Окажись Аллен сейчас чуточку повнимательнее, он бы наверняка уделил выпавшим словам про пугающие куски тела куда больше должного внимания, но желудок скребся, желудок требовал нормальной еды, в голову закрадывались страшные картинки поджидающего голодания, и вменяемости это все определенно не прибавляло.
К тому же…
— Послушай, малыш… Я всё понимаю, честно, но… не хочу, чтобы ты продолжал это есть.
Вот на этом Юу, судя по всему, немножечко заклинило, немножечко зажевало во времени и пространстве, будто старую пленку в колесиках солгавшего диктофона; он, подняв головенку, вытаращил изумленные глаза, не заметив, как изо рта вместе со слюной вывалилась надкушенная таблетка. С глухим шмяком грохнулась на пол, запузырилась, вымоченная в ротовых выделениях, и начала медленно, но неотступно растворяться.
Шипела она так громко, так навязчиво, так невыносимо удручающе, что Аллен, оборвав прессующую давку собственных мыслей, невольно заслушался. Подумал даже, будто где-то с шуршанием вращается заговоренная волшебная катушка — невидимые аппараты в стенах писали на такие же невидимые магнитофоны их разговоры, — а чуть после, выбравшись из черного матового круговорота, обнаружил вдруг, что гребаная белая таблетка не просто растеклась кристаллической мутной жижей, но еще и прожрала кусок несчастного пола, белыми же каплями спускаясь ярусами ниже, продолжая грызть дальше, до еще более непроходимо глубоких этажей.
На этом ему сделалось как-то совсем до тошнотворного нехорошо, в скорлупке желудка заскребся пушистыми лапами испуганный, отчаявшийся, беспомощный кролик с красными глазенками, этакий внутренний печальный продуктовый запас, до которого — старайся или не старайся — так или иначе никогда не дотянешься: сколько телесная кислота ни пыталась выработать хотя бы единственно сок, а переварить пушной гадины и накормить требовательного зверя-голода никак не могла.
На фоне всего этого Юу — мальчик смышленый и хороший, но напрочь не умеющий понимать с первого раза там, где понимать требовалось с полуслова — снова шевельнул ложкой, погрузил ту в хохочущее таблеточное нутро, попытался засунуть порцию новой шипучей дряни в рот…
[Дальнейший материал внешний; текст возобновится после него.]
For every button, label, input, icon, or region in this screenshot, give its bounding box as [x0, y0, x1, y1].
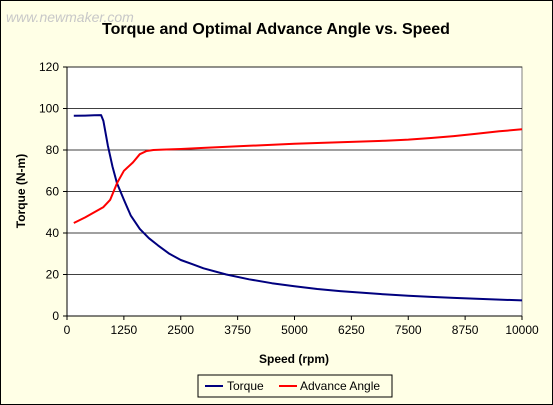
series-advance-angle-line — [73, 128, 523, 224]
y-tick-label: 80 — [46, 143, 60, 157]
x-tick-label: 2500 — [167, 323, 194, 337]
y-tick-label: 40 — [46, 226, 60, 240]
series-lines — [73, 114, 523, 302]
y-tick-label: 0 — [52, 309, 59, 323]
x-tick-label: 1250 — [111, 323, 138, 337]
y-tick-label: 20 — [46, 268, 60, 282]
x-tick-label: 0 — [64, 323, 71, 337]
legend-torque-label: Torque — [227, 379, 264, 393]
x-tick-label: 5000 — [281, 323, 308, 337]
legend: Torque Advance Angle — [197, 374, 393, 398]
x-tick-label: 7500 — [395, 323, 422, 337]
watermark-text: www.newmaker.com — [6, 9, 134, 25]
x-axis-title: Speed (rpm) — [259, 352, 329, 366]
y-tick-label: 120 — [39, 60, 59, 74]
y-tick-label: 100 — [39, 102, 59, 116]
x-tick-label: 6250 — [338, 323, 365, 337]
y-axis-title: Torque (N-m) — [14, 154, 28, 228]
tick-labels: 0 20 40 60 80 100 120 0 1250 2500 3750 5000 6250 7500… — [39, 60, 539, 337]
x-tick-label: 10000 — [505, 323, 539, 337]
grid-lines — [67, 66, 522, 275]
series-torque-line — [73, 114, 523, 302]
axes — [63, 66, 523, 320]
x-tick-label: 3750 — [224, 323, 251, 337]
y-tick-label: 60 — [46, 185, 60, 199]
x-tick-label: 8750 — [452, 323, 479, 337]
chart-title: Torque and Optimal Advance Angle vs. Spe… — [102, 21, 450, 38]
legend-advance-angle-label: Advance Angle — [300, 379, 380, 393]
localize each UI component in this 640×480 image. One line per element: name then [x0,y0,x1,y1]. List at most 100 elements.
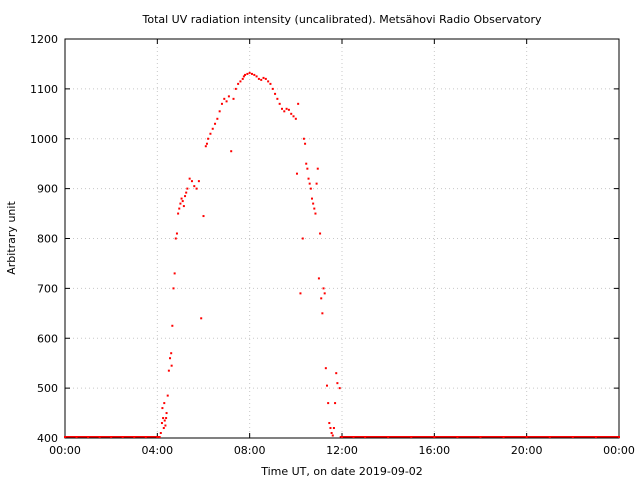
data-point [316,167,319,170]
grid-lines [65,39,619,439]
data-point [216,117,219,120]
data-point [325,384,328,387]
data-point [267,80,270,83]
data-point [163,419,166,422]
data-point [331,434,334,437]
data-point [322,287,325,290]
data-point [110,436,113,439]
data-point [292,115,295,118]
data-point [171,324,174,327]
x-tick-label: 00:00 [49,444,81,457]
data-point [179,202,182,205]
data-point [294,117,297,120]
x-tick-label: 20:00 [511,444,543,457]
data-point [327,402,330,405]
data-point [180,197,183,200]
data-point [321,312,324,315]
y-tick-label: 900 [37,183,58,196]
data-point [64,436,66,439]
data-point [186,187,189,190]
data-point [87,436,90,439]
data-point [178,207,181,210]
data-point [190,180,193,183]
data-point [211,127,214,130]
data-point [280,107,283,110]
data-point [173,272,176,275]
data-point [456,436,459,439]
data-point [308,182,311,185]
data-point [297,102,300,105]
data-point [164,424,167,427]
data-point [410,436,413,439]
data-point [330,432,333,435]
data-point [170,364,173,367]
y-tick-label: 800 [37,233,58,246]
data-point [257,77,260,80]
data-point [200,317,203,320]
data-point [244,73,247,76]
data-point [239,80,242,83]
data-point [479,436,482,439]
data-point [276,97,279,100]
data-point [174,237,177,240]
data-point [525,436,528,439]
data-point [285,107,288,110]
data-point [220,102,223,105]
data-point [571,436,574,439]
data-point [133,436,136,439]
data-point [185,191,188,194]
y-tick-label: 700 [37,282,58,295]
data-point [237,82,240,85]
data-point [319,232,322,235]
data-point [158,436,161,439]
data-point [162,427,165,430]
data-point [207,137,210,140]
data-point [305,162,308,165]
data-point [205,142,208,145]
data-point [364,436,367,439]
y-tick-label: 400 [37,432,58,445]
chart-title: Total UV radiation intensity (uncalibrat… [142,13,542,26]
data-point [264,77,267,80]
data-point [232,97,235,100]
data-points [64,71,620,439]
data-point [214,122,217,125]
data-point [160,422,163,425]
data-point [182,205,185,208]
data-point [502,436,505,439]
data-point [328,422,331,425]
y-tick-label: 1200 [30,33,58,46]
data-point [323,292,326,295]
data-point [255,75,258,78]
data-point [290,112,293,115]
data-point [341,436,343,439]
data-point [283,110,286,113]
data-point [204,145,207,148]
data-point [165,417,168,420]
data-point [312,202,315,205]
data-point [241,77,244,80]
data-point [329,427,332,430]
data-point [302,137,305,140]
data-point [618,436,620,439]
data-point [223,97,226,100]
data-point [98,436,101,439]
data-point [274,92,277,95]
x-tick-label: 16:00 [418,444,450,457]
y-tick-label: 1000 [30,133,58,146]
data-point [301,237,304,240]
data-point [594,436,597,439]
data-point [156,436,159,439]
data-point [317,277,320,280]
data-point [209,132,212,135]
data-point [172,287,175,290]
data-point [195,187,198,190]
data-point [250,72,253,75]
data-point [304,142,307,145]
data-point [181,200,184,203]
data-point [197,180,200,183]
data-point [314,212,317,215]
y-tick-label: 1100 [30,83,58,96]
data-point [159,432,162,435]
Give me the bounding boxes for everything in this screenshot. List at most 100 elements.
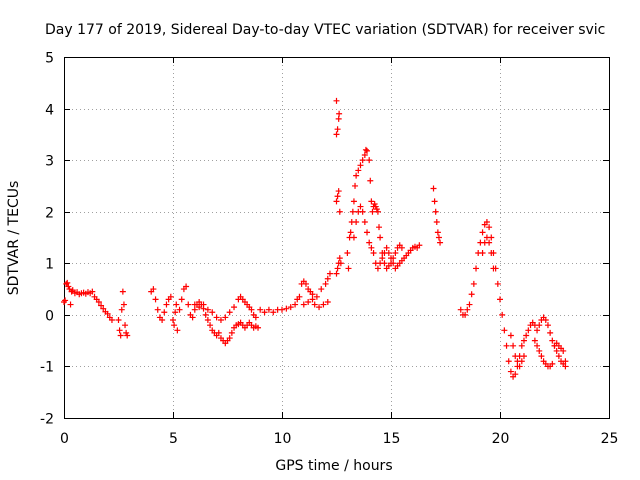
data-point xyxy=(69,287,76,294)
data-point xyxy=(431,198,438,205)
data-point xyxy=(209,309,216,316)
data-point xyxy=(202,311,209,318)
data-point xyxy=(118,306,125,313)
data-point xyxy=(283,305,290,312)
data-point xyxy=(359,208,366,215)
data-point xyxy=(538,353,545,360)
x-tick-label: 0 xyxy=(60,431,69,447)
data-point xyxy=(353,219,360,226)
data-point xyxy=(383,244,390,251)
data-point xyxy=(167,293,174,300)
data-point xyxy=(231,304,238,311)
data-point xyxy=(350,198,357,205)
data-point xyxy=(503,342,510,349)
data-point xyxy=(296,293,303,300)
data-point xyxy=(507,368,514,375)
data-point xyxy=(345,265,352,272)
data-point xyxy=(462,311,469,318)
data-point xyxy=(355,167,362,174)
data-point xyxy=(311,301,318,308)
data-point xyxy=(364,229,371,236)
data-point xyxy=(536,322,543,329)
data-point xyxy=(547,329,554,336)
data-point xyxy=(248,306,255,313)
data-point xyxy=(98,302,105,309)
data-point xyxy=(335,115,342,122)
data-point xyxy=(437,239,444,246)
x-axis-ticks: 0 5 10 15 20 25 xyxy=(60,57,618,447)
data-point xyxy=(470,280,477,287)
data-point xyxy=(191,301,198,308)
data-point xyxy=(324,275,331,282)
data-point xyxy=(379,255,386,262)
data-point xyxy=(516,363,523,370)
data-point xyxy=(385,249,392,256)
data-point xyxy=(435,234,442,241)
data-point xyxy=(497,296,503,303)
data-point xyxy=(362,146,369,153)
data-point xyxy=(302,280,309,287)
data-point xyxy=(228,329,235,336)
data-point xyxy=(388,255,394,262)
data-point xyxy=(261,309,268,316)
data-point xyxy=(326,270,333,277)
data-point xyxy=(152,296,159,303)
data-point xyxy=(252,314,259,321)
data-point xyxy=(279,306,285,313)
y-tick-label: -1 xyxy=(40,360,54,376)
data-point xyxy=(154,306,161,313)
data-point xyxy=(104,310,111,317)
data-point xyxy=(255,324,262,331)
data-point xyxy=(369,208,376,215)
data-point xyxy=(488,249,495,256)
data-point xyxy=(549,360,556,367)
y-tick-label: 5 xyxy=(45,51,54,67)
data-point xyxy=(204,306,211,313)
data-point xyxy=(313,293,320,300)
data-point xyxy=(300,301,307,308)
data-point xyxy=(191,306,198,313)
data-point xyxy=(398,244,405,251)
data-point xyxy=(368,198,375,205)
data-point xyxy=(122,322,129,329)
y-axis-label: SDTVAR / TECUs xyxy=(6,181,22,296)
data-point xyxy=(501,327,508,334)
data-point xyxy=(468,291,475,298)
y-tick-label: 2 xyxy=(45,206,54,222)
data-point xyxy=(392,249,399,256)
data-point xyxy=(95,298,102,305)
data-point xyxy=(189,314,196,321)
data-point xyxy=(357,203,364,210)
data-point xyxy=(171,322,178,329)
data-point xyxy=(215,329,222,336)
data-point xyxy=(64,279,71,286)
data-point xyxy=(213,314,220,321)
data-point xyxy=(512,371,519,378)
data-point xyxy=(309,291,316,298)
data-point xyxy=(376,224,383,231)
data-point xyxy=(344,249,351,256)
data-point xyxy=(116,327,123,334)
data-point xyxy=(366,157,373,164)
data-point xyxy=(222,314,229,321)
data-point xyxy=(466,301,473,308)
data-point xyxy=(374,208,381,215)
data-point xyxy=(226,335,233,342)
data-point xyxy=(353,172,360,179)
data-point xyxy=(217,317,224,324)
data-point xyxy=(207,322,214,329)
data-point xyxy=(108,317,115,324)
data-point xyxy=(62,297,69,304)
plot-frame xyxy=(64,57,610,419)
data-point xyxy=(430,185,437,192)
data-point xyxy=(336,110,343,117)
data-point xyxy=(320,301,327,308)
data-point xyxy=(377,260,384,267)
data-point xyxy=(370,249,377,256)
data-point xyxy=(432,208,439,215)
data-point xyxy=(523,332,530,339)
data-point xyxy=(479,249,486,256)
data-point xyxy=(124,332,131,339)
data-point xyxy=(357,162,364,169)
data-point xyxy=(333,97,340,104)
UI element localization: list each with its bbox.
И в ужасе застыл, округлив глаза и непонимающе шевельнув побледневшими вмиг губами, когда Уолкер, не потрудившись произнести ни звука, просто потянулся, сипло рыкнул и ударил рукой по руке мальчишеской, выбивая из той столовый прибор.
Звякнуло железо, отскочил каучуком загребной черпачок, вспыхнула в свете зажженных ламп сталь, разбежались врассыпную пуговицы-таблетки, а сука-Уолкер так и остался сидеть с совершенно невменяемым выражением той чертовой упертости, с которой не было ни малейшего смысла спорить, которая все равно разорвала бы бараньими рогами в клочья, поверху придавив вымазанными в сене и дерьме копытами.
— Ч-что ты… что ты, черт… Что ты делаешь, ублюдина?! — Юу, слава Богу, был слишком гордым, чтобы так легко повторно притронуться к запретной теперь для него миске. Покосился только налитыми бешенством кипящими белками, тряхнул головой, торопливо отвернулся, напыжив все шерстинки-волосенки, скаля в прищуре острые разгневанные зубки.
— То, что и должен был сделать сразу. Извини, конечно, славный, не знаю, как устроен твой желудок, но есть подобную отраву я тебе больше категорически не позволю. Лучше…
Юу, теперь вот совсем доведенный, слушать его не стал.
Прорычав сквозь плотно стиснутые челюсти, подобравшись всем тощим, но жилистым тельцем-пружинкой, он, помешкав с пару пучков секунд, свернулся маленьким панголином, скребнулся о пол ногтями и, вспыхнув повлажневшими глазами, с места, где и сидел, набросился одним резвым прыжком на растерявшегося было Аллена; взметнулась, опрокинутая, миска с таблетками, перевернулась глухо брякнувшая пластмасса, протанцевав вибрацией на растревоженном краю.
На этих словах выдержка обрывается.